App tutorials: 'How to [accomplish task] on [app name] (most people don't know this).' Examples: 'Hidden Gmail shortcuts nobody uses,' 'iPhone settings that change everything.' Hidden/unknown features dramatically outperform obvious tutorials.
Excel/Sheets tricks: 'This Excel formula saves 2 hours per week [show formula, show result].' Finance and productivity creators dominate this subcategory.
Website walkthroughs: 'How I use [website tool] to [create result].' Examples: Building a landing page in Webflow, building a portfolio in Framer, creating a video funnel in HighLevel.
Why these work: Viewers can immediately apply what they see. The short, actionable nature of screen-based Shorts means viewers watch, learn, and try the same thing within minutes of watching. This high applicability drives strong watch completion and sharing.
Pro Tips
- **ChatGPT Shorts are perennially popular**: The 'try this prompt' format consistently reaches 100K-1M views because ChatGPT users are always seeking better prompts. This is a reliable category to build a channel in.

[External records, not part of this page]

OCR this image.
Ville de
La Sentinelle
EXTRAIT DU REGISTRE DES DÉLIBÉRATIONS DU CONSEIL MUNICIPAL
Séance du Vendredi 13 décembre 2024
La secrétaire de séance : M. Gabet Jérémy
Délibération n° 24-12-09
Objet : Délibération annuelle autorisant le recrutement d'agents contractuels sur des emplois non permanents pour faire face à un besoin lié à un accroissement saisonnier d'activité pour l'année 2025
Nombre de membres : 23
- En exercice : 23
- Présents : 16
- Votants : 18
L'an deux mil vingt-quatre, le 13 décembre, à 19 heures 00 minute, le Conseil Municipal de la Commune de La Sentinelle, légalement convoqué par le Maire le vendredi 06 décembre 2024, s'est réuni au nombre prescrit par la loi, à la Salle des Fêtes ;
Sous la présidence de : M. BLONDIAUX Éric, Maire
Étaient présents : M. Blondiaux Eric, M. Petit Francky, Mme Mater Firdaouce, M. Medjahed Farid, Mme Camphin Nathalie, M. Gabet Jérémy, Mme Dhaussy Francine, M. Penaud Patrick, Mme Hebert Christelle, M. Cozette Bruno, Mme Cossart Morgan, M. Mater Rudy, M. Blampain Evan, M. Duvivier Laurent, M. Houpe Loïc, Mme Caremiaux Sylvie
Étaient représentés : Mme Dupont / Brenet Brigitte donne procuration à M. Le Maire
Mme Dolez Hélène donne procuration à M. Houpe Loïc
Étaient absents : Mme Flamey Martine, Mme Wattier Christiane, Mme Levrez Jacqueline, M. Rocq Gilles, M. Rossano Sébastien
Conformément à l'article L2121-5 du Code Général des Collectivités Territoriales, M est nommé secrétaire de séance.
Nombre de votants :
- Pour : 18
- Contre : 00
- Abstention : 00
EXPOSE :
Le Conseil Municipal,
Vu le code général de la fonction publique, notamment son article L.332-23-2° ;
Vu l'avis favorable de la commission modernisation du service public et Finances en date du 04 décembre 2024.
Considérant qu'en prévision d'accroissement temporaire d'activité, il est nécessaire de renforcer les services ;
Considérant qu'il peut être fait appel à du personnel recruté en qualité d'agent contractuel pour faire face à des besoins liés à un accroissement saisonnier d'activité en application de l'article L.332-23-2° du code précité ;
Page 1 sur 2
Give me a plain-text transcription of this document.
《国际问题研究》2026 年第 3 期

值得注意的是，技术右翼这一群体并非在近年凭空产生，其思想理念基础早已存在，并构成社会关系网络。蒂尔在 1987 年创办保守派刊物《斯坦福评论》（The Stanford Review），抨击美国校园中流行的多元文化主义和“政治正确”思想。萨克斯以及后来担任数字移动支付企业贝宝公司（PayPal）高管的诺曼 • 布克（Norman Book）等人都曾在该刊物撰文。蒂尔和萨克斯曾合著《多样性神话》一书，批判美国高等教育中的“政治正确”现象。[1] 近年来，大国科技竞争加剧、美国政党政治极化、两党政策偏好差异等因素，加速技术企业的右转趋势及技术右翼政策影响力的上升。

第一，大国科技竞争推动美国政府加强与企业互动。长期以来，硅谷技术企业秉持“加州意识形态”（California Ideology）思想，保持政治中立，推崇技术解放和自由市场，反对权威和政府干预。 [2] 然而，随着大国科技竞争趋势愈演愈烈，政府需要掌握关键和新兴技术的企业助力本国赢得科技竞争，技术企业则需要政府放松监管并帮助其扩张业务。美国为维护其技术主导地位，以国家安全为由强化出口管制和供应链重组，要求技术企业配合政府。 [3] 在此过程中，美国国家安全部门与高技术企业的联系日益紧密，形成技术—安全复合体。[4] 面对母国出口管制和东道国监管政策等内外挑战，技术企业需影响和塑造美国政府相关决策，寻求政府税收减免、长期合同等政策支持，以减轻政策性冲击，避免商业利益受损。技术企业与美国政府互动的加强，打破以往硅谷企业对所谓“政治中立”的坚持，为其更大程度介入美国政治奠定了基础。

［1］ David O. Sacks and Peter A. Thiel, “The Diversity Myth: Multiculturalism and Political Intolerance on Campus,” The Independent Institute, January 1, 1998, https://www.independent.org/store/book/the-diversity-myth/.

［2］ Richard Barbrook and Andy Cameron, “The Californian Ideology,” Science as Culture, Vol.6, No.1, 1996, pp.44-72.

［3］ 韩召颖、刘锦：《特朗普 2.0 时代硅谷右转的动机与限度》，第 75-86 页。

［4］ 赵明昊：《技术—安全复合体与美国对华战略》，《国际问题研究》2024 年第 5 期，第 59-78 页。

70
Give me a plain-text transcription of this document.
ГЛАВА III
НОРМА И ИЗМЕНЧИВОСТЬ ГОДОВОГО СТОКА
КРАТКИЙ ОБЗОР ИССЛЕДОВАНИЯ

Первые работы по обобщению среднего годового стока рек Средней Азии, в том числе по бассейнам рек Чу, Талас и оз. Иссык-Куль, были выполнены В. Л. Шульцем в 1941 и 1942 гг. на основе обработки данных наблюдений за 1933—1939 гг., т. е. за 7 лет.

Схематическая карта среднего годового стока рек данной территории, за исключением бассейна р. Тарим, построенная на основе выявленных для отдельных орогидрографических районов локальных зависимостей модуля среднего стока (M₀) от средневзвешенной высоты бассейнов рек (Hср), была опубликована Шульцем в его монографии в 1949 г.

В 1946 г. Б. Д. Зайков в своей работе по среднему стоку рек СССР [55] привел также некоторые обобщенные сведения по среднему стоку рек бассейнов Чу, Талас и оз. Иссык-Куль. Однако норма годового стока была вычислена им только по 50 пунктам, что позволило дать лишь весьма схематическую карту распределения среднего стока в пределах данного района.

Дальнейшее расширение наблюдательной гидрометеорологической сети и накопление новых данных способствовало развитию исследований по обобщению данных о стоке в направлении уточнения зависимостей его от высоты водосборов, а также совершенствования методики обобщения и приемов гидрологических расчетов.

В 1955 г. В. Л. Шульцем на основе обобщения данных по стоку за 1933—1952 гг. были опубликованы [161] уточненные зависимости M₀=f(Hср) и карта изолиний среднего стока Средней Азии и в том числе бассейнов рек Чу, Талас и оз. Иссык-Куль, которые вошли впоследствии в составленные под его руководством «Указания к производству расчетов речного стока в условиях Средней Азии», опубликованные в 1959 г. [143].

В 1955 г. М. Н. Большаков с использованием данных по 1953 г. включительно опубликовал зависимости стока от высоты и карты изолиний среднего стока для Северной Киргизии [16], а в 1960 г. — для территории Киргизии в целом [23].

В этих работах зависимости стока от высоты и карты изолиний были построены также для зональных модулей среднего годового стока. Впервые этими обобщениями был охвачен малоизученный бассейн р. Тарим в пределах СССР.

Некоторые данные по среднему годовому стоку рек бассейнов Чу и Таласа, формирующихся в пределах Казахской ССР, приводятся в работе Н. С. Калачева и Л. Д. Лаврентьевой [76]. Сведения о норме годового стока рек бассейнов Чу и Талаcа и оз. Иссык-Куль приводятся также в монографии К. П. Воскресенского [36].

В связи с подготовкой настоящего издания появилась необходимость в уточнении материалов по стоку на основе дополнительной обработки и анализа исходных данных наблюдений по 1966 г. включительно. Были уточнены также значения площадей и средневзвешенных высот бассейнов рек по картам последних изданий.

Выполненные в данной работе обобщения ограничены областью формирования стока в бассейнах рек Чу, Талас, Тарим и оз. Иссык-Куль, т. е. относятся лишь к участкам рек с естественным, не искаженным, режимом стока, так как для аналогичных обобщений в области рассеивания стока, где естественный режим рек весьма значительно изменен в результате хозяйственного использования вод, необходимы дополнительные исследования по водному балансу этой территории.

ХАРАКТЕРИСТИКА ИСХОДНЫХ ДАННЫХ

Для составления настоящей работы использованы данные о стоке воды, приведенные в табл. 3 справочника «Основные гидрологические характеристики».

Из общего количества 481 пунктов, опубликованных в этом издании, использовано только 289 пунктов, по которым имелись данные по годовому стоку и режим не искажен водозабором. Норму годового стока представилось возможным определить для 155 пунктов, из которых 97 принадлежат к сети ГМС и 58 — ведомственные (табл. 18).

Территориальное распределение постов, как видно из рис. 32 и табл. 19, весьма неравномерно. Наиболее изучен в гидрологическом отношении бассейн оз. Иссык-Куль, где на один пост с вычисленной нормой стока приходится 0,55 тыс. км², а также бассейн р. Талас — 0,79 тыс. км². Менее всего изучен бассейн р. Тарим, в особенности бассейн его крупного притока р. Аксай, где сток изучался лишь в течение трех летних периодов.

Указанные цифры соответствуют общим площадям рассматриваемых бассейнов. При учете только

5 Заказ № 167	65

- **Software version matters**: If you're demonstrating software, mention the version or date. Software UIs change frequently — a tutorial filmed 6 months ago may look completely different today. Viewers are annoyed by outdated tutorials.
- **Cursor speed**: Move the cursor at natural speed (not too fast, not too slow). When clicking a button, pause for 0.5 seconds before the next action. This gives viewers time to absorb what they're seeing.
- **Avoid mistakes in the final recording**: If you make a typo or miss a step, restart the recording rather than trying to 'fix it' in editing. Restarting takes 30 seconds; trying to salvage a bad take takes 10 minutes.
- **Live app updates are content opportunities**: When ChatGPT, Claude, or other tools release new features, immediately create a Short demonstrating the feature. 'New' + 'useful' = algorithm favors these Shorts heavily in the first 48 hours.